武富士は、倒産直後に4000億円とされたローン債権額は、その後の金利引き直し計算などよって、10月末評価では750億円に圧縮されている。その後も規模が縮小し続けていることは間違いないし、そのなかには正常債権のみならず、償却済み債権、いわゆる不良債権も少なくないはずだ。
武富士の倒産は、厳しい経営環境に対応するために希望退職の募集などのリストラ策を継続的に実施して経営規模を縮小させた果ての衰弱死的な形態、というよりも、それらのリストラを経ずしての”突然死”に近かった。したがって、武富士には再生を期待する社員が相当数残っている。具体的に言えば、2月末現在の社員数は1677名だ。
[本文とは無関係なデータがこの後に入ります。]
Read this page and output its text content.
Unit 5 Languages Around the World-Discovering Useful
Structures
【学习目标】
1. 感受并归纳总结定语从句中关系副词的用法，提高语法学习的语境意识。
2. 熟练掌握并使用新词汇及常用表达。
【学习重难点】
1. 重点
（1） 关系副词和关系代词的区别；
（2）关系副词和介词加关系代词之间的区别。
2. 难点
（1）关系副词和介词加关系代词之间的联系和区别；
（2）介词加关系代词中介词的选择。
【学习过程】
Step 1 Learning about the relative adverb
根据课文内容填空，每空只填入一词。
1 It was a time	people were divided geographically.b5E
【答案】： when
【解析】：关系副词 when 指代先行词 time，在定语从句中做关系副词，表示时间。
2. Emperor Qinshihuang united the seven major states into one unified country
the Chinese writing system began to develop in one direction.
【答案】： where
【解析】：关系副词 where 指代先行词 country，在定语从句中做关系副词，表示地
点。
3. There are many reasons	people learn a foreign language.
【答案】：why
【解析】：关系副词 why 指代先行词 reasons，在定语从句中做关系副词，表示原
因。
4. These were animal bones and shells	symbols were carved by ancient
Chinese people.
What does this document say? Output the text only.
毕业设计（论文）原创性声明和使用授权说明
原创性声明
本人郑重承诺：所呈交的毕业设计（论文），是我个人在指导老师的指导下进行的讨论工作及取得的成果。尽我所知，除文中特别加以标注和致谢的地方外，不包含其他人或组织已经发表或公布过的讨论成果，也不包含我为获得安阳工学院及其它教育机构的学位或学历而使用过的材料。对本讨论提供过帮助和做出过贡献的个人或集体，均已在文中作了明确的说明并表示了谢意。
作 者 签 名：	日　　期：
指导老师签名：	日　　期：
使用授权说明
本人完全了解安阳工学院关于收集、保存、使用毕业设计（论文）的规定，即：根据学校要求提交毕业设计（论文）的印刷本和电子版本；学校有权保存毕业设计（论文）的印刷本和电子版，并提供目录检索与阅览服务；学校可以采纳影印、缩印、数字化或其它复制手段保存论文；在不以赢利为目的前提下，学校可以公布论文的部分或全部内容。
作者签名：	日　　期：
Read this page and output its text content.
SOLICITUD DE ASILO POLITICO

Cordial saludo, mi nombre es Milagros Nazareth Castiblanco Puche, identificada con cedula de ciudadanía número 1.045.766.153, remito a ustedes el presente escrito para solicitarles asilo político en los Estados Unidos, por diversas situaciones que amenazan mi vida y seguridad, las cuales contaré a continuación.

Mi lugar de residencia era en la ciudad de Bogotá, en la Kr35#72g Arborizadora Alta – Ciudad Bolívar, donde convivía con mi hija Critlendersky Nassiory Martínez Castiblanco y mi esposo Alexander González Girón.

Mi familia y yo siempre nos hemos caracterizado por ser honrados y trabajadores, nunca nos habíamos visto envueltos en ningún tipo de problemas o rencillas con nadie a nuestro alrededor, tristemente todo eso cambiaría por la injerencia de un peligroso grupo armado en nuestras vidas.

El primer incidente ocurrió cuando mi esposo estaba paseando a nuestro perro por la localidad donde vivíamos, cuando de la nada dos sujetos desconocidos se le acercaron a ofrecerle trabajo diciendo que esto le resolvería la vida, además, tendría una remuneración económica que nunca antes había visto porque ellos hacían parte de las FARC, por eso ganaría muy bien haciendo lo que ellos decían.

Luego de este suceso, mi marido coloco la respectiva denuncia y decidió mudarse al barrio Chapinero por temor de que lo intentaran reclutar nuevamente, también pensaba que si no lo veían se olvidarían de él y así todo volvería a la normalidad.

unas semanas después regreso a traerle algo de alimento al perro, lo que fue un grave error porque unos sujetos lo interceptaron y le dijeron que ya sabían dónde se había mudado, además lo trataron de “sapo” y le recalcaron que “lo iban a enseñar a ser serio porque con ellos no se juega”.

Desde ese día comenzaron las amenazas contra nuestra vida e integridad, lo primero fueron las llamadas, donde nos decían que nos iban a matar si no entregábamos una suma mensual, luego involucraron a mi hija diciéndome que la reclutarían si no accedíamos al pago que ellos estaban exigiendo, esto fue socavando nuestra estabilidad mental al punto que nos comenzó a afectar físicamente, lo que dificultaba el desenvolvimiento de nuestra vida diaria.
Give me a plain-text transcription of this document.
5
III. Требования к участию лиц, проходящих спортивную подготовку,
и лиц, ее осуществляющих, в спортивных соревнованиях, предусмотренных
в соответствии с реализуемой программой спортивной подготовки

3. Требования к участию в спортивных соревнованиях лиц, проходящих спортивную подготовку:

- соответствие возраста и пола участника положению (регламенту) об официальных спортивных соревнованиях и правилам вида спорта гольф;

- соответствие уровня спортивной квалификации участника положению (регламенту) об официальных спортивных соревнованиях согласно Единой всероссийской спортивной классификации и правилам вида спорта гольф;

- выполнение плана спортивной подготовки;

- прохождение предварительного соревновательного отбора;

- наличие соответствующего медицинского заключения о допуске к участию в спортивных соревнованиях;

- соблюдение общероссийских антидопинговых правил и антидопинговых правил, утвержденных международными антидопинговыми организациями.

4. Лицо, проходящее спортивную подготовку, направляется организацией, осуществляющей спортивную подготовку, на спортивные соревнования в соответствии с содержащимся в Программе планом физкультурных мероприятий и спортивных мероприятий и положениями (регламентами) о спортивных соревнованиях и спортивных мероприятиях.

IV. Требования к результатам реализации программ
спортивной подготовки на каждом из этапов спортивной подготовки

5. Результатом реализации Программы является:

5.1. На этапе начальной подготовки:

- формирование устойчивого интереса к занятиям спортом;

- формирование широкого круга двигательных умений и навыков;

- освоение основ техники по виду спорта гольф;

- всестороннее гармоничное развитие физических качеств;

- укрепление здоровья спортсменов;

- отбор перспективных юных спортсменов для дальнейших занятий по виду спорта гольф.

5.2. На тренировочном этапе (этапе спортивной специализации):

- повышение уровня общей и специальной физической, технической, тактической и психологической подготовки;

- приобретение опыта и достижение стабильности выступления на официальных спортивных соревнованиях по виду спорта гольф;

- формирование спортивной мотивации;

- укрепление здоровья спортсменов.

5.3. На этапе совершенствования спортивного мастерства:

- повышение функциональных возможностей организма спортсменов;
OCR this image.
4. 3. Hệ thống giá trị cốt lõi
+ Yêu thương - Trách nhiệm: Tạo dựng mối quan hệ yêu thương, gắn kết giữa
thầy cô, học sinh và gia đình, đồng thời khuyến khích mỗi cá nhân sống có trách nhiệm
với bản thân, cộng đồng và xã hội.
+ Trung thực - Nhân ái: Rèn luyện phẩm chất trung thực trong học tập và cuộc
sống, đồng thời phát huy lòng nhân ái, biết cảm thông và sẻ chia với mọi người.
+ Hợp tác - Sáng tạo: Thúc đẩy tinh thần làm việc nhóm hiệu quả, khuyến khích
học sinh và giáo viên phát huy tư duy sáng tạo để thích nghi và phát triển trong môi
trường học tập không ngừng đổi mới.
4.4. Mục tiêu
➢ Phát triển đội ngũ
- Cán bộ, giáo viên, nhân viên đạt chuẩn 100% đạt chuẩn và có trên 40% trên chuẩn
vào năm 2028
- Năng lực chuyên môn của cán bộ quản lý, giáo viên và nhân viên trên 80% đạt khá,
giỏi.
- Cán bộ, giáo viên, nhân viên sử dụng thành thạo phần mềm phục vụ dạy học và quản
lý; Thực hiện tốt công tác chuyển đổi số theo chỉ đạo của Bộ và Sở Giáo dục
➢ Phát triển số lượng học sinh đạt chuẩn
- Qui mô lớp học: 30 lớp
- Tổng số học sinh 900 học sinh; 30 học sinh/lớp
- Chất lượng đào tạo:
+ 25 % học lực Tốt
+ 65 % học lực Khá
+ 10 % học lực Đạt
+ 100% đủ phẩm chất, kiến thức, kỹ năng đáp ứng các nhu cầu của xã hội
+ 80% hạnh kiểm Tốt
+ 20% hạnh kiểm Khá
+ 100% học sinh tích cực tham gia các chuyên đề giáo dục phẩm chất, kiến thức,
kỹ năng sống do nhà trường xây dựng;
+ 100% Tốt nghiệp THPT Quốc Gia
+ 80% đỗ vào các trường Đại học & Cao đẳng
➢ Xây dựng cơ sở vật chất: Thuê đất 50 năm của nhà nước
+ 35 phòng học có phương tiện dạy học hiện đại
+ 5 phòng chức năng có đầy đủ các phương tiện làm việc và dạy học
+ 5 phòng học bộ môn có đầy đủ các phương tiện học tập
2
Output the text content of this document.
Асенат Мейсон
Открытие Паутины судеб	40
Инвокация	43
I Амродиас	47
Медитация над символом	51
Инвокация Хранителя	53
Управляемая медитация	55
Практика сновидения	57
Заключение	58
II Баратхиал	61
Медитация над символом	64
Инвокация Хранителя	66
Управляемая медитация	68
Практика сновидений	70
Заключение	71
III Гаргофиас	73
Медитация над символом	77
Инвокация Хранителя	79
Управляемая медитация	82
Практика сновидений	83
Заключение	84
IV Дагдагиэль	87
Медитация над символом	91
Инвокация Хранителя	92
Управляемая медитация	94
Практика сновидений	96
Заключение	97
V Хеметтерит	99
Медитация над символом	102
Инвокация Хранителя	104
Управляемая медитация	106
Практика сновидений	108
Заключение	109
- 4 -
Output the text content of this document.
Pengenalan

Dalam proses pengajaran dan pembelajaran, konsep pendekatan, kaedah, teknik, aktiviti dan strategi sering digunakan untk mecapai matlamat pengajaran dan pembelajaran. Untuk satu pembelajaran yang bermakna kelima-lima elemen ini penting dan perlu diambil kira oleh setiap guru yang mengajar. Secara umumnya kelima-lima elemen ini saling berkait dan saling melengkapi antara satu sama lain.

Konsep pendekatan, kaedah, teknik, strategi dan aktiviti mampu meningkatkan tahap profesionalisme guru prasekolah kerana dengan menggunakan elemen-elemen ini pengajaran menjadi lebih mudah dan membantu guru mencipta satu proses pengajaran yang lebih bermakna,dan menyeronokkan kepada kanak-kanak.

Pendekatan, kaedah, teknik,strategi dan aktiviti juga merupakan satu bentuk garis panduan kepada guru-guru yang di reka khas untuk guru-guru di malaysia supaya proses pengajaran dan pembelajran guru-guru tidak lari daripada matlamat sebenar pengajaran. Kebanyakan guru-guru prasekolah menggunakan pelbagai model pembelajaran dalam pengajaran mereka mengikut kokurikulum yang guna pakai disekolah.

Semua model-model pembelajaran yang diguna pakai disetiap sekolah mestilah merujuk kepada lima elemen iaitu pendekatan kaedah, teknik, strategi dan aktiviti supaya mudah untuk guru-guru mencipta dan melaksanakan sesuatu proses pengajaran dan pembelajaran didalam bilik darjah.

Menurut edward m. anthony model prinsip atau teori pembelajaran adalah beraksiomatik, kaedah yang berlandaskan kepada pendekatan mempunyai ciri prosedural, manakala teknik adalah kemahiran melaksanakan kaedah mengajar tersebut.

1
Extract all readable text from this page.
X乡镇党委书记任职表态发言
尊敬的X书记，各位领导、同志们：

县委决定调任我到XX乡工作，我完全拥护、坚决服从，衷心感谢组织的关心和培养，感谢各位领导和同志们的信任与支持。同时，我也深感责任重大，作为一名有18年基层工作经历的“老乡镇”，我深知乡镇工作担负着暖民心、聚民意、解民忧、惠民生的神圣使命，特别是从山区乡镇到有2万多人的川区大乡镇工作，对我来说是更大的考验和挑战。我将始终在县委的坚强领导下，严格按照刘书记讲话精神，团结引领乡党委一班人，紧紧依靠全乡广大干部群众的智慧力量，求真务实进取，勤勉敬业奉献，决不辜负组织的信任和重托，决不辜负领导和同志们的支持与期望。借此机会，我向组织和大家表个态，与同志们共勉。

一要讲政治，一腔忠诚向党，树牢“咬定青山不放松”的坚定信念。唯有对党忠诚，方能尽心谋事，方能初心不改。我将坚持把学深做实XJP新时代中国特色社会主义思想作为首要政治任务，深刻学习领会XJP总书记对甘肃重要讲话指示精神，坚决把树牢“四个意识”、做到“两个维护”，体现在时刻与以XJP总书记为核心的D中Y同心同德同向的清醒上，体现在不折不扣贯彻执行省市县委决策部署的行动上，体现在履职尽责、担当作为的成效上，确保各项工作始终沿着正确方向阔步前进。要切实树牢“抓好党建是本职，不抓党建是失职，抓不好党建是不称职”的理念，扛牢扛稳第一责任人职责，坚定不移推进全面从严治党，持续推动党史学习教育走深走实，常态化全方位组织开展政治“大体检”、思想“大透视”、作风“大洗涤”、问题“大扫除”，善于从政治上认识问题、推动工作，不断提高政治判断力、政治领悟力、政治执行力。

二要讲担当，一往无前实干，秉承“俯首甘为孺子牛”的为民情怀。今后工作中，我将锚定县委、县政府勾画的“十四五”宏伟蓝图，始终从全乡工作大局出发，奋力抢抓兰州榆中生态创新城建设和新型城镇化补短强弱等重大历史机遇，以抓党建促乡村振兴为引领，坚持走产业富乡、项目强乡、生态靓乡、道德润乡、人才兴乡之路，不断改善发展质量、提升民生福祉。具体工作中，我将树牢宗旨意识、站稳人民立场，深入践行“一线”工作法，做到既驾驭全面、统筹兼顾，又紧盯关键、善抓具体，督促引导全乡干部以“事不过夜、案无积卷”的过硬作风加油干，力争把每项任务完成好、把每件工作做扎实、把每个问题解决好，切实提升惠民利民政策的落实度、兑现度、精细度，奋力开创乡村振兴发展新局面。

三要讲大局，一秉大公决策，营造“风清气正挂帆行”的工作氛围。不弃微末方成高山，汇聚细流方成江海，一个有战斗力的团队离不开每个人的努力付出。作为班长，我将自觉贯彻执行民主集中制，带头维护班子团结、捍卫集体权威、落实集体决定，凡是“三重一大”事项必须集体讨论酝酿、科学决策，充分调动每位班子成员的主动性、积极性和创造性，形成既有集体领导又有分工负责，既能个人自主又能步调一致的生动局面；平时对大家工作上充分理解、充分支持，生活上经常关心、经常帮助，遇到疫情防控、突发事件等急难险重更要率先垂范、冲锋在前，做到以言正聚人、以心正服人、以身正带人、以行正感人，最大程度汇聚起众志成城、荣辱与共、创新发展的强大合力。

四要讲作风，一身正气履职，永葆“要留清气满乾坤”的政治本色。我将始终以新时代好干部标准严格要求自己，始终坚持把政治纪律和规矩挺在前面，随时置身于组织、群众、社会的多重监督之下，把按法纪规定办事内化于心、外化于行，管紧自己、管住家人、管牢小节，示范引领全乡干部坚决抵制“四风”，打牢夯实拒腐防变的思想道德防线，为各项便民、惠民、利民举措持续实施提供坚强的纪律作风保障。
この状況について、「大幅に縮小するローン債権規模と、社員数(人件費)が見合わない状況になっている」と大手消費者金融筋はみる。スポンサー候補企業の選定が遅れている背景にも、こうした事情に対して、スポンサー候補企業が姿勢を慎重化させているということがあるのではないか、という見方すら出始めているが、小畑弁護士は5社のスポンサー候補企業の姿勢には何ら変化はないと語っている。
無効となった利息収入の税支払いの是非も問題に
他方、今回の会社更生手続きの一環として、小畑弁護士は武富士が過去に支払った税金の還付請求を行う方針であることを明らかにした。これは、最高裁で否認された利息制限法の上限金利を超えた分、いわゆるみなし利息を利益として課税された部分の納税額に対する還付請求であり、「あくまでも更正手続きの一環。還付金は債権者への弁済に当てられる」と言う。